Qihan Wu 吴启涵
Hello, this is Qihan Wu. I’m a 5th-year Ph.D. student at Department of Psychological & Brain Sciences, Johns Hopkins University. My advisor is Jonathan Flombaum. I am interested in object perception and visual cognition.
Visual Illusions
I designed and created various visual illusions. I think visual illusions can tell us a lot about how humans see the world and how their mind works. Visual illusions are also fun and cool to look at. See some of the visual illusions I created in ‘Demo’.
Motion Silencing
One visual illusion that I mostly work on is called motion silencing. My work shows that motion silencing is not caused by things moving too fast, rather it is an attribution error (i.e., difficulties in attributing dot’s color to dot’s location).
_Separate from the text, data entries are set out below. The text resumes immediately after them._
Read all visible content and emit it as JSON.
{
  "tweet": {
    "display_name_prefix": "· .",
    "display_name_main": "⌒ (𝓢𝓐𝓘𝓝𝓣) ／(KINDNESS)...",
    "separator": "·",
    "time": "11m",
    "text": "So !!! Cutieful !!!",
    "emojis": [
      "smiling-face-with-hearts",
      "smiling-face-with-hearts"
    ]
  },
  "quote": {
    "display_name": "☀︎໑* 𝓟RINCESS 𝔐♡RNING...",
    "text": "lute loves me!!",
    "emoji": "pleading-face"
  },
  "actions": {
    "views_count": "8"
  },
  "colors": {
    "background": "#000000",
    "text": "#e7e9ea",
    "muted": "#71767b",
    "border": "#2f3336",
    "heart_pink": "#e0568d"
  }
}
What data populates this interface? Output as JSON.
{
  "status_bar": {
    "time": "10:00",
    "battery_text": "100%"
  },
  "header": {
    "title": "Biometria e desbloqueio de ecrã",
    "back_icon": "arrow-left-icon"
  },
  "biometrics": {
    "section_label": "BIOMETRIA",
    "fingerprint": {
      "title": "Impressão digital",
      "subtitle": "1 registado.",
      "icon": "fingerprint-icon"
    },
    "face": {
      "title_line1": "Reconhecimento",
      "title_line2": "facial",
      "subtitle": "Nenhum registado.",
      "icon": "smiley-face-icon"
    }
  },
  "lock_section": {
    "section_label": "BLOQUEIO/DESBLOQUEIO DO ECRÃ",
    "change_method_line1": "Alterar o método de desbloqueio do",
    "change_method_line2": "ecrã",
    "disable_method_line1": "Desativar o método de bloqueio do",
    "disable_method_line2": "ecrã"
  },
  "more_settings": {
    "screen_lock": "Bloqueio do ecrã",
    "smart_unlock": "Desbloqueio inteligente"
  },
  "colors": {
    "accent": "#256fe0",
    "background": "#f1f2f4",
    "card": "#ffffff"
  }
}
Composite Object Representation (COR)
I study how composite object representation supports motion perception.
Object Tracking
I use multiple-object tracking (MOT) as a paradigm to investigate what kind of representation is used during different motion types. The COR hypothesis predicts that rotating objects are represented in a compositional way which is different from other types of motion (i.e., translation).
Beauty Perception
I am interested in the perception of beauty.
The dimensionality of beauty
One fundamental question about perception is how many numbers (or dimensions) are needed to fully describe it. For example, color is three-dimensional, area is two-dimensional, and length is one-dimensional. How many numbers are needed to describe beauty?